Onun tabutu önünde CHP milletvekillerinin pozu yok mu?

          Bu örnekleri o kadar çoğaltırız ki, CHP-HDP-İP üçlüsü her iddiasının altında kalır. Kendileri fotoroman değil, albüm okyanusu olur.

          Terörle, uyuşturucuyla, çetelerle başarılı mücadele grafiği ortada olan Süleyman Soylu’yu Kandil merkezli hedef alıyorlarsa, demek ki en çok darbeyi bunlar yemektedir. Süleyman Soylu’dan Kandil tahriş oluyorsa, HDP’nin ruh sağlığı bozuluyorsa, bu çıldırmışlık, bu kudurmuşluk ancak bununla açıklanabilir.

          CHP-HDP-İP Süleyman Soylu’yu bir konuda eleştirmiyor. Adı geçen her yerde çıldırıyor ve kuduruyorlar.

          Elbette “Süleyman Soylu eleştirilmez” diye bir kanun da yoktur. Ama bunlarınki eleştirmek değil, daha bir başka boyuttadır.
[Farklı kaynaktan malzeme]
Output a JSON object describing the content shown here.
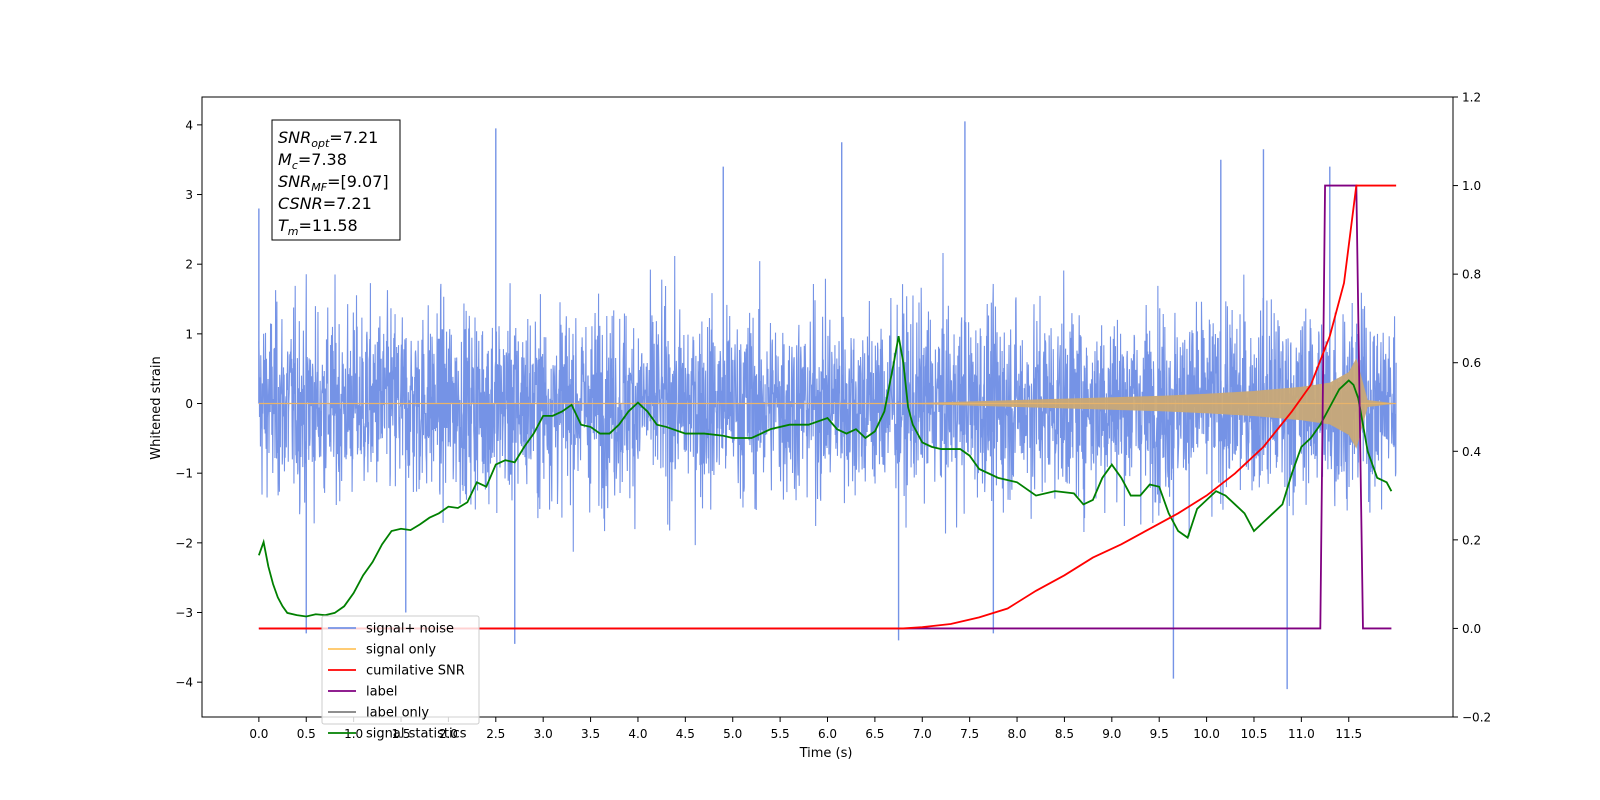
{
  "chart_data": {
    "type": "line",
    "xlabel": "Time (s)",
    "ylabel_left": "Whitened strain",
    "ylabel_right": "",
    "xlim": [
      -0.6,
      12.6
    ],
    "ylim_left": [
      -4.5,
      4.4
    ],
    "ylim_right": [
      -0.2,
      1.2
    ],
    "x_ticks": [
      "0.0",
      "0.5",
      "1.0",
      "1.5",
      "2.0",
      "2.5",
      "3.0",
      "3.5",
      "4.0",
      "4.5",
      "5.0",
      "5.5",
      "6.0",
      "6.5",
      "7.0",
      "7.5",
      "8.0",
      "8.5",
      "9.0",
      "9.5",
      "10.0",
      "10.5",
      "11.0",
      "11.5"
    ],
    "y_ticks_left": [
      "−4",
      "−3",
      "−2",
      "−1",
      "0",
      "1",
      "2",
      "3",
      "4"
    ],
    "y_ticks_right": [
      "−0.2",
      "0.0",
      "0.2",
      "0.4",
      "0.6",
      "0.8",
      "1.0",
      "1.2"
    ],
    "grid": false,
    "legend_position": "lower-left",
    "legend": [
      {
        "label": "signal+ noise",
        "color": "#7593e6"
      },
      {
        "label": "signal only",
        "color": "#ffc561"
      },
      {
        "label": "cumilative SNR",
        "color": "#ff0000"
      },
      {
        "label": "label",
        "color": "#800080"
      },
      {
        "label": "label only",
        "color": "#7f7f7f"
      },
      {
        "label": "signal statistics",
        "color": "#008000"
      }
    ],
    "annotation": {
      "lines": [
        {
          "var": "SNR",
          "sub": "opt",
          "rest": "=7.21"
        },
        {
          "var": "M",
          "sub": "c",
          "rest": "=7.38"
        },
        {
          "var": "SNR",
          "sub": "MF",
          "rest": "=[9.07]"
        },
        {
          "var": "CSNR",
          "sub": "",
          "rest": "=7.21"
        },
        {
          "var": "T",
          "sub": "m",
          "rest": "=11.58"
        }
      ]
    },
    "series": [
      {
        "name": "signal+ noise",
        "axis": "left",
        "color": "#7593e6",
        "x_range": [
          0.0,
          12.0
        ],
        "typical_band": [
          -1.5,
          1.5
        ],
        "spikes": [
          {
            "x": 0.0,
            "y": 2.8
          },
          {
            "x": 0.5,
            "y": -3.3
          },
          {
            "x": 1.55,
            "y": -3.0
          },
          {
            "x": 2.5,
            "y": 3.95
          },
          {
            "x": 2.7,
            "y": -3.45
          },
          {
            "x": 4.9,
            "y": 3.4
          },
          {
            "x": 6.15,
            "y": 3.75
          },
          {
            "x": 6.75,
            "y": -3.4
          },
          {
            "x": 7.45,
            "y": 4.05
          },
          {
            "x": 7.75,
            "y": -3.3
          },
          {
            "x": 9.65,
            "y": -3.95
          },
          {
            "x": 10.15,
            "y": 3.5
          },
          {
            "x": 10.6,
            "y": 3.65
          },
          {
            "x": 10.85,
            "y": -4.1
          },
          {
            "x": 11.3,
            "y": 3.4
          }
        ]
      },
      {
        "name": "signal only",
        "axis": "left",
        "color": "#ffc561",
        "x": [
          0.0,
          6.5,
          7.0,
          7.5,
          8.0,
          8.5,
          9.0,
          9.5,
          10.0,
          10.5,
          11.0,
          11.3,
          11.5,
          11.58,
          11.7,
          12.0
        ],
        "amplitude": [
          0.0,
          0.0,
          0.01,
          0.03,
          0.05,
          0.07,
          0.09,
          0.11,
          0.14,
          0.18,
          0.24,
          0.3,
          0.45,
          0.65,
          0.05,
          0.0
        ]
      },
      {
        "name": "cumilative SNR",
        "axis": "right",
        "color": "#ff0000",
        "x": [
          0.0,
          6.8,
          7.0,
          7.3,
          7.6,
          7.9,
          8.2,
          8.5,
          8.8,
          9.1,
          9.4,
          9.7,
          10.0,
          10.3,
          10.6,
          10.9,
          11.1,
          11.3,
          11.45,
          11.58,
          12.0
        ],
        "values": [
          0.0,
          0.0,
          0.003,
          0.01,
          0.025,
          0.045,
          0.085,
          0.12,
          0.16,
          0.19,
          0.225,
          0.26,
          0.3,
          0.35,
          0.41,
          0.49,
          0.55,
          0.66,
          0.78,
          1.0,
          1.0
        ]
      },
      {
        "name": "label",
        "axis": "right",
        "color": "#800080",
        "x": [
          0.0,
          11.2,
          11.25,
          11.58,
          11.65,
          11.95
        ],
        "values": [
          0.0,
          0.0,
          1.0,
          1.0,
          0.0,
          0.0
        ]
      },
      {
        "name": "signal statistics",
        "axis": "right",
        "color": "#008000",
        "x": [
          0.0,
          0.05,
          0.1,
          0.15,
          0.2,
          0.25,
          0.3,
          0.4,
          0.5,
          0.6,
          0.7,
          0.8,
          0.9,
          1.0,
          1.1,
          1.2,
          1.3,
          1.4,
          1.5,
          1.6,
          1.7,
          1.8,
          1.9,
          2.0,
          2.1,
          2.2,
          2.3,
          2.4,
          2.5,
          2.6,
          2.7,
          2.8,
          2.9,
          3.0,
          3.1,
          3.2,
          3.3,
          3.4,
          3.5,
          3.6,
          3.7,
          3.8,
          3.9,
          4.0,
          4.1,
          4.2,
          4.3,
          4.5,
          4.7,
          4.9,
          5.0,
          5.2,
          5.4,
          5.6,
          5.8,
          6.0,
          6.1,
          6.2,
          6.3,
          6.4,
          6.5,
          6.6,
          6.7,
          6.75,
          6.8,
          6.85,
          6.9,
          7.0,
          7.1,
          7.2,
          7.4,
          7.5,
          7.6,
          7.8,
          8.0,
          8.2,
          8.4,
          8.6,
          8.7,
          8.8,
          8.9,
          9.0,
          9.1,
          9.2,
          9.3,
          9.4,
          9.5,
          9.6,
          9.7,
          9.8,
          9.9,
          10.0,
          10.1,
          10.2,
          10.3,
          10.4,
          10.5,
          10.6,
          10.7,
          10.8,
          10.9,
          11.0,
          11.1,
          11.2,
          11.3,
          11.4,
          11.5,
          11.55,
          11.6,
          11.7,
          11.8,
          11.9,
          11.95
        ],
        "values": [
          0.165,
          0.195,
          0.14,
          0.1,
          0.07,
          0.05,
          0.035,
          0.03,
          0.027,
          0.032,
          0.03,
          0.035,
          0.05,
          0.08,
          0.12,
          0.15,
          0.19,
          0.22,
          0.225,
          0.222,
          0.235,
          0.25,
          0.26,
          0.275,
          0.272,
          0.285,
          0.33,
          0.32,
          0.37,
          0.38,
          0.375,
          0.41,
          0.44,
          0.48,
          0.48,
          0.49,
          0.505,
          0.46,
          0.455,
          0.44,
          0.44,
          0.46,
          0.49,
          0.51,
          0.49,
          0.46,
          0.455,
          0.44,
          0.44,
          0.435,
          0.43,
          0.43,
          0.45,
          0.46,
          0.46,
          0.475,
          0.45,
          0.44,
          0.45,
          0.43,
          0.445,
          0.49,
          0.6,
          0.66,
          0.6,
          0.5,
          0.46,
          0.42,
          0.41,
          0.405,
          0.405,
          0.39,
          0.36,
          0.34,
          0.33,
          0.3,
          0.31,
          0.305,
          0.28,
          0.29,
          0.34,
          0.37,
          0.34,
          0.3,
          0.3,
          0.325,
          0.32,
          0.26,
          0.22,
          0.205,
          0.27,
          0.29,
          0.31,
          0.3,
          0.28,
          0.26,
          0.22,
          0.24,
          0.26,
          0.28,
          0.35,
          0.41,
          0.43,
          0.46,
          0.5,
          0.54,
          0.56,
          0.55,
          0.52,
          0.4,
          0.34,
          0.33,
          0.31
        ]
      }
    ]
  }
}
Bu da asla gözümüzden kaçmamaktadır.

          Bütçe görüşmelerinde devrimci bozuntularının, komünist artıklarının, Kandil fırlamalarının Süleyman Soylu’ya zaman ayarlı saldırıları, HD(P)KK merkezli canlarının yanmasından kaynaklanmaktadır. Bu durum Süleyman Soylu’nun mücadelesini daha da güçlendirmektedir.

          MHP Lideri Sayın Devlet Bahçeli de Teröriste tek bir şey söylemeyen veya söyleyemeyen CHP’li grup başkan vekilleriyle bazı milletvekillerinin HDP ile el ele tutuşup terörle mücadelede muazzam işler yapan İçişleri Bakanımıza saldırmaları, hükümeti karalamaya çalışmaları siyasi namus ve milli onur yokluğunun apaçık işaretidir. İçişleri Bakanımıza alçak diyen, haksız suçlamalarda bulunan, surda gedik açmak için çırpınan, kale duvarlarını yıkmak için dinamit görevi yapan, PKK/YPG adına saldıran terör sevicilerin topu aşağıların aşağısıdır, alçaktır, namerttir.” Sözleriyle her şeyi özetlemiş, soysuz saldırıları işaretlemiştir.

          Süleyman Soylu meselesine “Kandil niye tahriş oluyor, HDP’nin ruh sağlığı niye bozuluyor?” çerçevesinden bakarsanız mesele daha net anlaşılacaktır. CHP-İP HD(P)KK ortağı olduğu için bakamaz ama sağduyulu herkes böyle bakmalıdır.